Bilişsel biliminsanı Donald A. Norman, 2004'te yazdığı Emotional Design adlı kitabında gelecekte yaşanacak bilimsel gelişmelerin olası farklı boyutlarına bu sözlerle değiniyor. Konstfack'ta aldığım derslerden birinin yürütücüsü olan Magnus Lindkvist de bizlere "rahatsız edici fikirler üzerine düşünmekten çekinmememiz" telkininde bulunurken benzer konuları akla getiren bir örnek vermişti: "Gelecekte 'çocuk görünümlü seks robotları' konulu bir gündem maddemiz olabilir."


Şahsen, gelecekte böylesi bir tartışmanın gündeme gelmesinin çok da sürpriz olacağını söyleyemem. Etik günümüzde bile çoğu insanın önem sıralamasında çok gerilerde geliyor, eğer söz konusu insanlar toplumda güçlü konumlarda yer alıyorlarsa daha da çelişkili bir durum ortaya çıkıyor. Ve bunları söylerken çocuk pornosundan—en azından geleneksel anlamıyla—bahsetmiyorum bile.

Örneğin reklam ve pazarlama dünyasını ele alalım. Görünen o ki, ülkemizde çocukların pazarlama aracı olarak kullanılmasını belli kriterlere göre düzenleyen herhangi bir kanun yok. Zaten, uygulamada da, birçok büyük markanın pazarlama stratejilerini çocukların üzerine kurmakta tamamen özgür olduğunu görüyoruz (örneğin çocukların kampanyalarda baş aktör olarak kullanılması). Eğer bahsettiklerimiz çocuk bezi, mama ya da oyuncak sektöründe yer alan markalar olsaydı, onlara karşı daha anlayışlı olabileceğimiz söylenebilirdi. Ne var ki, söz konusu markalardan biri, belki de en büyüğü, mobil iletişim sektöründen olunca durumun pek savunacak bir yanı olmuyor sanırım.

Böylesine bir sömürünün ardında—"ağacı yaşken eğerek", uslu ve sadık taze tüketiciler yetiştirmek dışında—geçerli bir sebep bulmak çok zor. Aslında, etik açısından, bu konunun da en az "çocuk görünümlü seks robotları" kadar üzerinde düşünmeye değer bir meseleye işaret ettiğini—ya da "rahatsız edici fikirler"in sandığımızdan daha yakınımızda olduğunu—söylemek mümkün.

Etiketler: , , ,

29 Eylül 2008 Pazartesi

Yeşil Belirli Günler ve Haftalar

Dünyanın çeşitli yerlerinde 21 Eylül Pazar 'Arabasız Gün'dü. Örneğin Brüksel şehir merkezinde 160 kilometrekarelik bir alan 9-19 saatleri arası motorlu taşıt trafiğine kapatıldı ve başkentliler doyasıya bisiklete binmenin tadını çıkardılar. Macaristan'da ise araba ruhsatını gösterenlere trenlere ücretsiz binme izni verildi.

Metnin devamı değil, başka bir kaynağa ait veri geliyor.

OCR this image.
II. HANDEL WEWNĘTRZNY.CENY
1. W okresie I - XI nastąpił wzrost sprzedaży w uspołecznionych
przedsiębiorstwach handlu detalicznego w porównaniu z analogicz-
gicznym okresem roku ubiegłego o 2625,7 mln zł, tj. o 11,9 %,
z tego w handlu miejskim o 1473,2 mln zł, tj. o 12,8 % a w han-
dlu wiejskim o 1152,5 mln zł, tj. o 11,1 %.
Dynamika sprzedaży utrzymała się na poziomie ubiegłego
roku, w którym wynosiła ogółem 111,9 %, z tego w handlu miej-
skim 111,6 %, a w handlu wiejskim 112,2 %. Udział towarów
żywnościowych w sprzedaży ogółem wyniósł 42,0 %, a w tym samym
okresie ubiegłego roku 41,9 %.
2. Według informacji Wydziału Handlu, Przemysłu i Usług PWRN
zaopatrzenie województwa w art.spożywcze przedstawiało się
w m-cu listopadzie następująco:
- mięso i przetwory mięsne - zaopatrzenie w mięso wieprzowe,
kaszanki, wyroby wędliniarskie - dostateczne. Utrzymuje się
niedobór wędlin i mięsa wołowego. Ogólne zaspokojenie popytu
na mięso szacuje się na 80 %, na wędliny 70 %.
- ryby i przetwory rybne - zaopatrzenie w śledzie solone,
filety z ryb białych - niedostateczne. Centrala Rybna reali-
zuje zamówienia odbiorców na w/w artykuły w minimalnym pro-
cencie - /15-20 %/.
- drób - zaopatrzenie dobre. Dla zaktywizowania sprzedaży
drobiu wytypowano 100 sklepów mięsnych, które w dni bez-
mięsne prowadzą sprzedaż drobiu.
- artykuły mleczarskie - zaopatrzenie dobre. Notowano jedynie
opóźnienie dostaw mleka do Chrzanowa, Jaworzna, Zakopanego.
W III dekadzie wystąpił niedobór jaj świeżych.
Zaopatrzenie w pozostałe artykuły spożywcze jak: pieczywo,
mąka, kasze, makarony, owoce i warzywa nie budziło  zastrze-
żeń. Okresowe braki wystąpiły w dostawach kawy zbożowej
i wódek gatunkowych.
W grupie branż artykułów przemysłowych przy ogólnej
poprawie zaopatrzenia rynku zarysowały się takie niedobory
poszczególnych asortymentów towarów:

Sürdürülebilirlik üzerine devam etmekte olan küresel tartışma ülkemizde de gittikçe ana gündem maddesi haline gelirken, farkındalık yaratma hedefiyle yola çıkan bir çok inisiyatife tanık oluyoruz. 'Arabasız Gün' (World Carfree Day) haricinde 'Alışveriş Yapmama Günü' (Buy Nothing Day) ve 'Dünya Saati' (Earth Hour) ve kimbilir başka daha neler var? (Bildiklerinizi Yorumlar kısmına eklemekten çekinmeyin)

Ne var ki, söz konusu belirli gün ve haftaların gerçek ve kalıcı değişimler yapma yolunda ne kadar başarılı olduğu üzerine düşünmeye değer bir soru. Böylesi aktiviteler gerçekten uzun vadede alışkanlık değişimlerine yol açabilir mi? Yoksa sadece bugünün modasına uymak ve küresel yeşil trendlerin gerisinde kalmamak için katılınılan toplu gösteriler olarak mı tarihte yerlerini alacaklar? Benzer meselelere Stockholm Interactive Institute bünyesinde yürütülen 'Energy Futures' adlı bir aylık bir araştırma projesinde de değinilmiş. Bu projenin çıktısında olası bir kaç senaryoya yer verilmiş ve sürdürülebilirliğin/yeşil olmanın dinselleştirildiği bir gelecek öngörülmüş. Aslında bu projenin öngörüleriyle yukarıda bahsettiğimiz günümüzdeki gelişmelerin arasındaki bağlantıyı görmek çok da zor değil.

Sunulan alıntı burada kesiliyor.